Eine ähnliche Lösung stellt die Loadplate® dar, eine halbautomatische Maschine, die das Beladen eines Containers oder LKWs ermöglicht. Auch hier sind keine Anpassungen an der Ladefläche erforderlich. Sie ist ideal für das Verladen komplexer oder langer Ladungen und arbeitet blitzschnell – in 5 Minuten können 30 Tonnen Güter in einen 40-Fuß-Container geladen werden.

Eine weitere Möglichkeit ist ULTRA BLUE, ein selbstfahrender Roboter, der für das Beladen eines Lkw zuständig ist. Dieser Roboter transportiert, hebt und platziert Waren auf einer Ladefläche. Er benötigt keine Schienen oder Führungen und kann bis zu 2-3 Laderampen gleichzeitig bedienen.

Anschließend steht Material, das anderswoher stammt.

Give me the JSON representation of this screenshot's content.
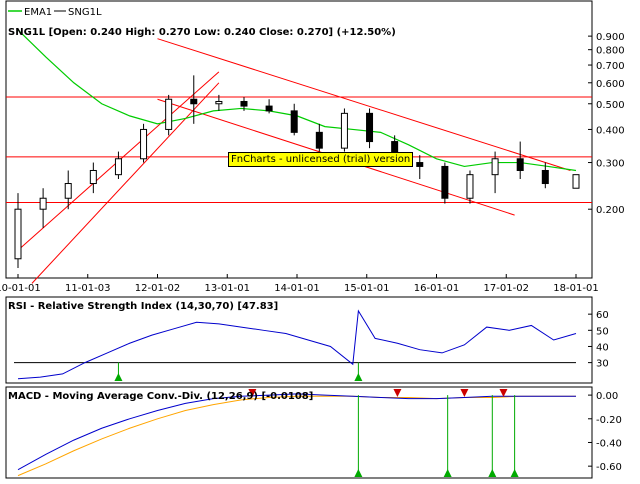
{
  "legend": {
    "ema_label": "EMA1",
    "sym_label": "SNG1L"
  },
  "price_panel": {
    "title": "SNG1L [Open: 0.240  High: 0.270  Low: 0.240  Close: 0.270] (+12.50%)"
  },
  "rsi_panel": {
    "title": "RSI - Relative Strength Index (14,30,70) [47.83]"
  },
  "macd_panel": {
    "title": "MACD - Moving Average Conv.-Div. (12,26,9) [-0.0108]"
  },
  "watermark": "FnCharts - unlicensed (trial) version",
  "colors": {
    "ema": "#00cc00",
    "rsi": "#0000cc",
    "macd": "#0000cc",
    "signal": "#ffa500",
    "trend": "#ff0000",
    "buy": "#00aa00",
    "sell": "#cc0000",
    "grid": "#000000",
    "bg": "#ffffff"
  },
  "chart_data": {
    "type": "candlestick",
    "x_ticks": [
      "10-01-01",
      "11-01-03",
      "12-01-02",
      "13-01-01",
      "14-01-01",
      "15-01-01",
      "16-01-01",
      "17-01-02",
      "18-01-01"
    ],
    "price": {
      "y_scale": "log",
      "ylim": [
        0.11,
        1.0
      ],
      "y_ticks": [
        "0.900",
        "0.800",
        "0.700",
        "0.600",
        "0.500",
        "0.400",
        "0.300",
        "0.200"
      ],
      "y_tick_values": [
        0.9,
        0.8,
        0.7,
        0.6,
        0.5,
        0.4,
        0.3,
        0.2
      ],
      "candles": [
        {
          "t": 0.0,
          "o": 0.13,
          "h": 0.23,
          "l": 0.12,
          "c": 0.2
        },
        {
          "t": 0.045,
          "o": 0.2,
          "h": 0.24,
          "l": 0.17,
          "c": 0.22
        },
        {
          "t": 0.09,
          "o": 0.22,
          "h": 0.28,
          "l": 0.2,
          "c": 0.25
        },
        {
          "t": 0.135,
          "o": 0.25,
          "h": 0.3,
          "l": 0.23,
          "c": 0.28
        },
        {
          "t": 0.18,
          "o": 0.27,
          "h": 0.33,
          "l": 0.26,
          "c": 0.31
        },
        {
          "t": 0.225,
          "o": 0.31,
          "h": 0.42,
          "l": 0.3,
          "c": 0.4
        },
        {
          "t": 0.27,
          "o": 0.4,
          "h": 0.54,
          "l": 0.38,
          "c": 0.52
        },
        {
          "t": 0.315,
          "o": 0.52,
          "h": 0.64,
          "l": 0.42,
          "c": 0.5
        },
        {
          "t": 0.36,
          "o": 0.5,
          "h": 0.54,
          "l": 0.47,
          "c": 0.51
        },
        {
          "t": 0.405,
          "o": 0.51,
          "h": 0.53,
          "l": 0.47,
          "c": 0.49
        },
        {
          "t": 0.45,
          "o": 0.49,
          "h": 0.52,
          "l": 0.46,
          "c": 0.47
        },
        {
          "t": 0.495,
          "o": 0.47,
          "h": 0.5,
          "l": 0.38,
          "c": 0.39
        },
        {
          "t": 0.54,
          "o": 0.39,
          "h": 0.42,
          "l": 0.33,
          "c": 0.34
        },
        {
          "t": 0.585,
          "o": 0.34,
          "h": 0.48,
          "l": 0.33,
          "c": 0.46
        },
        {
          "t": 0.63,
          "o": 0.46,
          "h": 0.48,
          "l": 0.34,
          "c": 0.36
        },
        {
          "t": 0.675,
          "o": 0.36,
          "h": 0.38,
          "l": 0.29,
          "c": 0.3
        },
        {
          "t": 0.72,
          "o": 0.3,
          "h": 0.32,
          "l": 0.26,
          "c": 0.29
        },
        {
          "t": 0.765,
          "o": 0.29,
          "h": 0.3,
          "l": 0.21,
          "c": 0.22
        },
        {
          "t": 0.81,
          "o": 0.22,
          "h": 0.28,
          "l": 0.21,
          "c": 0.27
        },
        {
          "t": 0.855,
          "o": 0.27,
          "h": 0.33,
          "l": 0.23,
          "c": 0.31
        },
        {
          "t": 0.9,
          "o": 0.31,
          "h": 0.36,
          "l": 0.26,
          "c": 0.28
        },
        {
          "t": 0.945,
          "o": 0.28,
          "h": 0.3,
          "l": 0.24,
          "c": 0.25
        },
        {
          "t": 1.0,
          "o": 0.24,
          "h": 0.27,
          "l": 0.24,
          "c": 0.27
        }
      ],
      "ema": [
        [
          0.0,
          0.95
        ],
        [
          0.05,
          0.75
        ],
        [
          0.1,
          0.6
        ],
        [
          0.15,
          0.5
        ],
        [
          0.2,
          0.45
        ],
        [
          0.25,
          0.42
        ],
        [
          0.3,
          0.44
        ],
        [
          0.35,
          0.47
        ],
        [
          0.4,
          0.48
        ],
        [
          0.45,
          0.47
        ],
        [
          0.5,
          0.45
        ],
        [
          0.55,
          0.41
        ],
        [
          0.6,
          0.4
        ],
        [
          0.65,
          0.39
        ],
        [
          0.7,
          0.35
        ],
        [
          0.75,
          0.31
        ],
        [
          0.8,
          0.29
        ],
        [
          0.85,
          0.3
        ],
        [
          0.9,
          0.3
        ],
        [
          0.95,
          0.29
        ],
        [
          1.0,
          0.28
        ]
      ],
      "horizontal_levels": [
        0.53,
        0.315,
        0.212
      ],
      "trend_lines": [
        {
          "t1": 0.0,
          "p1": 0.14,
          "t2": 0.36,
          "p2": 0.66
        },
        {
          "t1": 0.025,
          "p1": 0.105,
          "t2": 0.36,
          "p2": 0.6
        },
        {
          "t1": 0.25,
          "p1": 0.88,
          "t2": 0.99,
          "p2": 0.28
        },
        {
          "t1": 0.25,
          "p1": 0.52,
          "t2": 0.89,
          "p2": 0.19
        }
      ]
    },
    "rsi": {
      "ylim": [
        18,
        70
      ],
      "y_ticks": [
        "60",
        "50",
        "40",
        "30"
      ],
      "y_tick_values": [
        60,
        50,
        40,
        30
      ],
      "level": 30,
      "values": [
        [
          0.0,
          20
        ],
        [
          0.04,
          21
        ],
        [
          0.08,
          23
        ],
        [
          0.12,
          30
        ],
        [
          0.16,
          36
        ],
        [
          0.2,
          42
        ],
        [
          0.24,
          47
        ],
        [
          0.28,
          51
        ],
        [
          0.32,
          55
        ],
        [
          0.36,
          54
        ],
        [
          0.4,
          52
        ],
        [
          0.44,
          50
        ],
        [
          0.48,
          48
        ],
        [
          0.52,
          44
        ],
        [
          0.56,
          40
        ],
        [
          0.6,
          29
        ],
        [
          0.61,
          62
        ],
        [
          0.64,
          45
        ],
        [
          0.68,
          42
        ],
        [
          0.72,
          38
        ],
        [
          0.76,
          36
        ],
        [
          0.8,
          41
        ],
        [
          0.84,
          52
        ],
        [
          0.88,
          50
        ],
        [
          0.92,
          53
        ],
        [
          0.96,
          44
        ],
        [
          1.0,
          48
        ]
      ],
      "buy_signals": [
        0.18,
        0.61
      ]
    },
    "macd": {
      "ylim": [
        -0.7,
        0.06
      ],
      "y_ticks": [
        "0.00",
        "-0.20",
        "-0.40",
        "-0.60"
      ],
      "y_tick_values": [
        0.0,
        -0.2,
        -0.4,
        -0.6
      ],
      "macd": [
        [
          0.0,
          -0.63
        ],
        [
          0.05,
          -0.5
        ],
        [
          0.1,
          -0.38
        ],
        [
          0.15,
          -0.28
        ],
        [
          0.2,
          -0.2
        ],
        [
          0.25,
          -0.13
        ],
        [
          0.3,
          -0.07
        ],
        [
          0.35,
          -0.03
        ],
        [
          0.4,
          -0.01
        ],
        [
          0.45,
          0.0
        ],
        [
          0.5,
          0.01
        ],
        [
          0.55,
          0.0
        ],
        [
          0.6,
          -0.01
        ],
        [
          0.65,
          -0.02
        ],
        [
          0.7,
          -0.03
        ],
        [
          0.75,
          -0.03
        ],
        [
          0.8,
          -0.02
        ],
        [
          0.85,
          -0.01
        ],
        [
          0.9,
          -0.01
        ],
        [
          0.95,
          -0.01
        ],
        [
          1.0,
          -0.01
        ]
      ],
      "signal": [
        [
          0.0,
          -0.68
        ],
        [
          0.05,
          -0.58
        ],
        [
          0.1,
          -0.47
        ],
        [
          0.15,
          -0.37
        ],
        [
          0.2,
          -0.28
        ],
        [
          0.25,
          -0.2
        ],
        [
          0.3,
          -0.13
        ],
        [
          0.35,
          -0.08
        ],
        [
          0.4,
          -0.04
        ],
        [
          0.45,
          -0.02
        ],
        [
          0.5,
          -0.01
        ],
        [
          0.55,
          -0.01
        ],
        [
          0.6,
          -0.01
        ],
        [
          0.65,
          -0.02
        ],
        [
          0.7,
          -0.02
        ],
        [
          0.75,
          -0.03
        ],
        [
          0.8,
          -0.02
        ],
        [
          0.85,
          -0.02
        ],
        [
          0.9,
          -0.01
        ],
        [
          0.95,
          -0.01
        ],
        [
          1.0,
          -0.01
        ]
      ],
      "buy_signals": [
        0.61,
        0.77,
        0.85,
        0.89
      ],
      "sell_signals": [
        0.42,
        0.68,
        0.8,
        0.87
      ]
    }
  }
}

Auf diese Weise ersetzt er die Arbeit von mehreren Menschen, die sich in der Zwischenzeit mit weniger repetitiven Aufgaben beschäftigen können.

Zu den autonomen Systemen, die das Be- und Entladen von Waren unterstützen, gehören auch einige Gabelstapler. Eines davon ist Trey, ein Gabelstapler, der vom kroatischen Start-up-Unternehmen Gideon Brothers entwickelt wurde. Das Fahrzeug ist völlig autonom, kann mehrere Arten von Paletten bedienen und 25 Einheiten in einer Stunde laden. Es bewegt sich dank 3D-Vision und seine wichtigste Rolle besteht darin, die Sicherheit beim Beladen zu erhöhen.

Die fortschrittlichsten Systeme

Zu den fortschrittlichsten Systemen gehört der Pickle-Roboter, der den Frachtraum entladen und Pakete sortieren kann. Er verfügt über einen beweglichen Arm, mit dem er die Waren vom Container oder Lkw auf das Band befördern kann. Der Roboter soll vor allem die Sicherheit verbessern und dabei die Produktivität deutlich erhöhen. Seine Geschwindigkeit ist beeindruckend – er kann bis zu 800 Pakete in einer Stunde befördern.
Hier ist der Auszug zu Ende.